Empresas com volume de negócios superior a € 1 000 000 podem reestruturar o balanço e reforçar os capitais próprios.

Vigora desde dia 3 de março um novo regime que permite que os credores de sociedades comerciais em pelo menos dois terços do passivo possam entrar na sociedade incumpridora por via da conversão dos créditos desta em capital social. No entanto este regime não se aplica a empresas com volume de negócios inferior a € 1 000 000, e a outras situações.

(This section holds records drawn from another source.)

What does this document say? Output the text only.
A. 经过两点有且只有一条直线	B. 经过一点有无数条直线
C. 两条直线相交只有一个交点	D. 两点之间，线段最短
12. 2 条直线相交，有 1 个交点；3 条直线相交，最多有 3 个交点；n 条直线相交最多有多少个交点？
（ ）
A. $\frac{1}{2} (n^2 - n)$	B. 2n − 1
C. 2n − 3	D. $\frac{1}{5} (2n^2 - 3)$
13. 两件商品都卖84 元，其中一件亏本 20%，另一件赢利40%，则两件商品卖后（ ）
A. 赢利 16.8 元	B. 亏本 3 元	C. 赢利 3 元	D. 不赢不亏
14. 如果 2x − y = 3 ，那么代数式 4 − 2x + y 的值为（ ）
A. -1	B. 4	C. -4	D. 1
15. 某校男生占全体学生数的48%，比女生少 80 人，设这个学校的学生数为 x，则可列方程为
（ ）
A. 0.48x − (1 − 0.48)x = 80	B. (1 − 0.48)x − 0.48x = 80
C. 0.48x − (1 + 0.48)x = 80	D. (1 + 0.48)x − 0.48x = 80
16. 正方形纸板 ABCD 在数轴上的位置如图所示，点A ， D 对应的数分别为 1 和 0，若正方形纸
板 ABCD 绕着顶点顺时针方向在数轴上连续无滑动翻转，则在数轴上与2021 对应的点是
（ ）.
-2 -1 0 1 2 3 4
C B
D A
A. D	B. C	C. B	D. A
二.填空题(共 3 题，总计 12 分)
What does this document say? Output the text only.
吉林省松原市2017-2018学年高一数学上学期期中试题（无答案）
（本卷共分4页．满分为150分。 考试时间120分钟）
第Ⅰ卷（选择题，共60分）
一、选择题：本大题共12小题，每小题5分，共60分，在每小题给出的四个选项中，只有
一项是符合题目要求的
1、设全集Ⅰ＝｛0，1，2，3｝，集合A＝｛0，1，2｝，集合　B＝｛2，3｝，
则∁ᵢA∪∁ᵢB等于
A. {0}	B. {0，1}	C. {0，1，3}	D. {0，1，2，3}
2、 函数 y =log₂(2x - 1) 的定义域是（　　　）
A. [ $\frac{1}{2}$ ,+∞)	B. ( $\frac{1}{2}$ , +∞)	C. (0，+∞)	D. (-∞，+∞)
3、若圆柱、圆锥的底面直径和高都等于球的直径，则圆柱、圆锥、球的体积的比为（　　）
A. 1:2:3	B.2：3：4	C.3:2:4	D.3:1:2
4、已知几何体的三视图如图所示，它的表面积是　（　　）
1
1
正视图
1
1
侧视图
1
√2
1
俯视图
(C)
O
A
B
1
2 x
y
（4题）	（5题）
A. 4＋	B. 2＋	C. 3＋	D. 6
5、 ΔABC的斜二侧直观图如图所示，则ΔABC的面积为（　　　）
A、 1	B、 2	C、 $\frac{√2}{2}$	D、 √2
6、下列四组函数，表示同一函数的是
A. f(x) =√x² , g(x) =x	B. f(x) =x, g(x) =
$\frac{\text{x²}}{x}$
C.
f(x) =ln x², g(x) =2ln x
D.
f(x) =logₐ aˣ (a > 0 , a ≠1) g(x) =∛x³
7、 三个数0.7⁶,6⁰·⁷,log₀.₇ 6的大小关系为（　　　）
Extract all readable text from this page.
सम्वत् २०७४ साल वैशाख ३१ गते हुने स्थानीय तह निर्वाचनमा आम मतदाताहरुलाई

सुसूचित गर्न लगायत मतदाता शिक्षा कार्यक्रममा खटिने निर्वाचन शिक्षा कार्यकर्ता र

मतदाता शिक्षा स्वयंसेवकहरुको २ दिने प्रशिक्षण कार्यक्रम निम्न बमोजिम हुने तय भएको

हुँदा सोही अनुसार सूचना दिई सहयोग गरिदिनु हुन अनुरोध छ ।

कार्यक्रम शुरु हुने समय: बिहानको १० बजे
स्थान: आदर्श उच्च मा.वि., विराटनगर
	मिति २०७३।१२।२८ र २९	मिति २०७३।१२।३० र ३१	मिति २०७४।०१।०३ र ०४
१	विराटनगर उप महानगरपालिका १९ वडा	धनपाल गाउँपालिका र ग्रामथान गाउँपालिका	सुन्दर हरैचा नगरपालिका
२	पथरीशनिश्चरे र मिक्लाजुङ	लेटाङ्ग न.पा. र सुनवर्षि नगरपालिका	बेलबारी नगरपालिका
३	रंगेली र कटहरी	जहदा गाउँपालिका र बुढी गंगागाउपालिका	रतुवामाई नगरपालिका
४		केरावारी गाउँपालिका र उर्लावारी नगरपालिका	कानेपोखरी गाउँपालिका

A nova lei que consagra o regime da conversão em capital de créditos detidos sobre sociedades comerciais ou sob forma comercial com sede em Portugal entrou em vigor no dia 3 de março. Trata-se de uma medida integrada no Programa Capitalizar. A lei vai agora permitir a estas empresas com capitais próprio negativos e em situação de incumprimento perante os seus credores, reestruturar rapidamente o respetivo balanço e reforçar os capitais próprios.

O regime pode ser aplicado em conjugação com outros mecanismos de conversão de créditos em capital, seja esta operada de modo voluntário, seja por aplicação do previsto no Código da Insolvência e da Recuperação de Empresas (CIRE).

Este regime não se aplica a:
- créditos detidos sobre empresas de seguros, instituições de crédito, sociedades financeiras, empresas de investimento, sociedades abertas e entidades integradas no setor público empresarial;
- créditos sobre sociedades cujo volume de negócios, tal como resultante das últimas contas de exercício aprovadas, seja inferior a € 1 000 000.
- créditos detidos por entidades públicas, excetuando-se as entidades integradas no setor público empresarial, onde a conversão é possível com autorização prévia do ministro das finanças e cumprimento dos princípios e regras aplicáveis ao setor público empresarial.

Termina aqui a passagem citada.